今でこそ、介護者自身のケアを重視すべきと言われだしているけど、少し前まで、そう、ワタクシの両親が祖父母達の介護をするくらいの頃は今ほど介護施設も充実していなかったし、嫁の負担が大きかったりした。
ワタクシが小学生の頃、お隣のおばあちゃんが裏口から裸足でやってきて、ガタガタ震えながら「誰かが来た」みたいな事を言った。
母がうちに入れてあげて、布団敷いて寝かせてあげて、話を聞いてあげてたけど、
ワタクシは、そんなのんびりしてないで早く警察に連絡しなきゃ!泥棒が入ってるんじゃないの?と焦っていた。
しかし、少し笑いを噛み殺しながら、母が「大丈夫大丈夫」とワタクシに目配せした。
そして、お隣のおばちゃんが帰って来て、おばあちゃんを迎えに来た。
この時が、ワタクシが初めて「幻覚」を見た人を見た時だ。
幸か不幸か、祖父母達は介護に困るほどの認知症(その昔は痴呆症と言ってた)を患う事なく亡くなっていった。
亡父も最後はワタクシのことはわからなくなったが、それでも時々正気になっては会話が成立したりする程度だった。
老母に至っては、未だワタクシと同等レベルの記憶力を誇り、パワーはワタクシ以上である。
よって「認知症」の心配は全くしていない。
ただただ矢部太郎氏のマンガを読みたいがためが発端で、そこにワタクシの「ボケ」が炸裂してこれを借りてしまったというだけだった。

でも、読み進めると、ああ読んで良かった、知ってれば良いことってあるなあと思う。
気持ちも楽になれる。
少し反省もする。
優しい文章を綴られる先生だが、ただ、これはしない方がいいですよとおっしゃることが、「患者さんを試すこと」
あゝワタクシしょっちゅう父に「ねえ、あたしが誰かわかる?」って聞いてたわあ。
今日は何月何日?とかこの花は何?とかも聞かない方がいいと。
ただでさえ不安なのだから、情報を教えてあげるべきですと。
こういうのを読みながら、実家の裏のデイサービスで「今日は何日ですか〜」と聞いてるのを思い出し、プロですらやっちゃうんだからねえ、知っておくべきだねえと思った。
怒りっぽくなる症状が出た時には、それを抑える薬もあるし、時々お医者様でもご存知なくて逆効果の薬を処方される事があるとも。

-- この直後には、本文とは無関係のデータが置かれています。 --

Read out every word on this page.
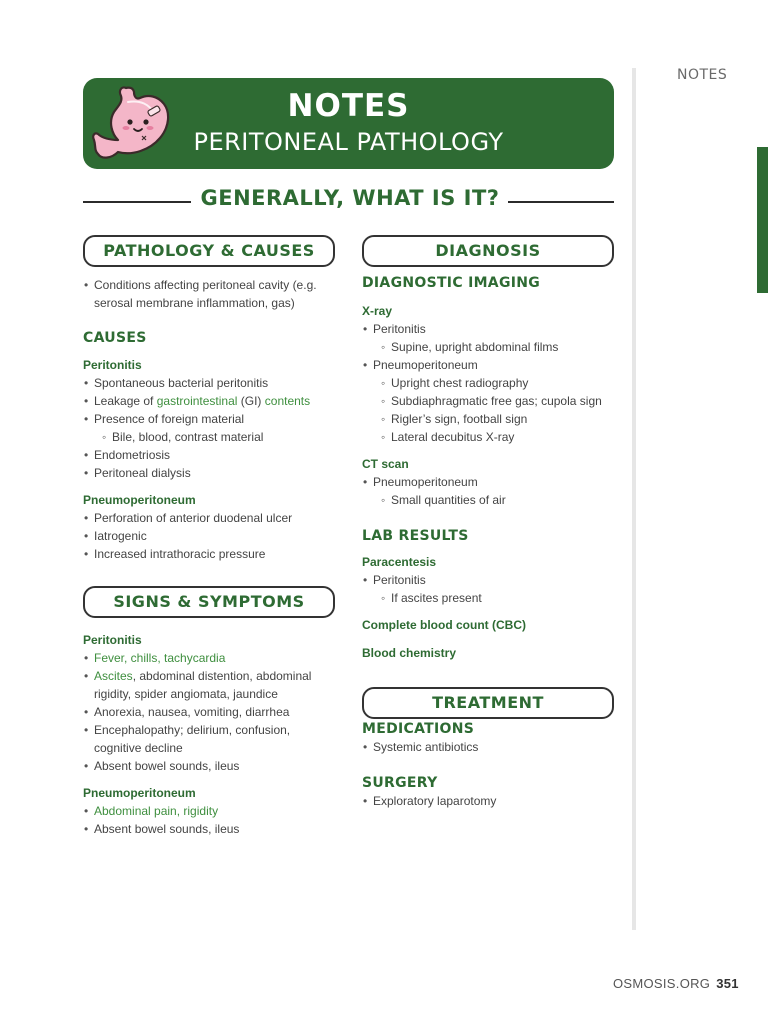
NOTES
NOTES
PERITONEAL PATHOLOGY
GENERALLY, WHAT IS IT?
PATHOLOGY & CAUSES	DIAGNOSIS
SIGNS & SYMPTOMS
TREATMENT
• Conditions affecting peritoneal cavity (e.g. serosal membrane inflammation, gas)
CAUSES
Peritonitis
• Spontaneous bacterial peritonitis
• Leakage of gastrointestinal (GI) contents
• Presence of foreign material
◦ Bile, blood, contrast material
• Endometriosis
• Peritoneal dialysis
Pneumoperitoneum
• Perforation of anterior duodenal ulcer
• Iatrogenic
• Increased intrathoracic pressure
Peritonitis
• Fever, chills, tachycardia
• Ascites, abdominal distention, abdominal rigidity, spider angiomata, jaundice
• Anorexia, nausea, vomiting, diarrhea
• Encephalopathy; delirium, confusion, cognitive decline
• Absent bowel sounds, ileus
Pneumoperitoneum
• Abdominal pain, rigidity
• Absent bowel sounds, ileus
DIAGNOSTIC IMAGING
X-ray
• Peritonitis
◦ Supine, upright abdominal films
• Pneumoperitoneum
◦ Upright chest radiography
◦ Subdiaphragmatic free gas; cupola sign
◦ Rigler’s sign, football sign
◦ Lateral decubitus X-ray
CT scan
• Pneumoperitoneum
◦ Small quantities of air
LAB RESULTS
Paracentesis
• Peritonitis
◦ If ascites present
Complete blood count (CBC)
Blood chemistry
MEDICATIONS
• Systemic antibiotics
SURGERY
• Exploratory laparotomy
OSMOSIS.ORG 351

親戚の叔父達や、友人の親御さん達に認知症が見られるようになってきた。
その渦中にいる人たちは余裕が無かったりするだろうから、サポートする際に少しでも介護するおばちゃんや友人達の気持ちを楽にできる情報を仕入れることができた気もする。
そして、これは、みんなが読んでおくべき本だなあと思うのだ。
幸か不幸か人生百年時代になって、親が、配偶者が、友人知人がこの病になる率は非常に高くなってきた。
(もちろん自分がなる可能性もあるが、その場合は配偶者や子供に丸投げになるけど)
そうなった時に、知らないより知っていた方が良いことがたくさん書かれている。
これを読み終わってから、マンガを読むと一段と沁みるだろうなあと思うことである。

昨夜映画「ドライビング Missデイジー」を見た。
全く知らない映画だったが、モーガンフリーマン氏が出てるから見てみた。
途中「グリーンブック」を思い出してみたり。
最近映画を見ても劇的に感動することがなくなっているのでそこらへんは年のせいとご容赦いただくとして、
印象的だった場面は2箇所。
主人公のデイジー、気難しい老女なのだが、近所のご友人の淑女達と麻雀をするシーン。
なかなかにカッコいい。
ワタクシ、麻雀も囲碁も将棋も挫折した。
いや、挫折というレベルにまで達していないし、今となっては並べ方すら覚えていない。
そもそも対戦型のゲームが苦手。
羽生氏や藤井君、中邑菫さん達につくづく感心する(・・・)
もう1箇所は、後半、デイジーに認知症が発症。
「ボケ日和」を読み終わったばかりのワタクシ、ついついそちらの方が気になって・・・
この映画は1989年のもので、映画内の設定は1948年から1973年。
そして日本だろうがアメリカだろうか人間が生きて死んでいくとはこういうことなのだ。
同じ人間なのに差別したり戦争したりテロを起こしたり、なんと愚かなことよ。
何もわからなくなってしまった時に「貴方は一番のお友達よ」と言える相手がいるだけで、何もわからなくなった人に会いに来てくれる人いるだけで、幸せなことだ。
未だに、ボケることも死ぬことも怖いワタクシだが、少しだけその方向性のようなものを掴んだような気もする。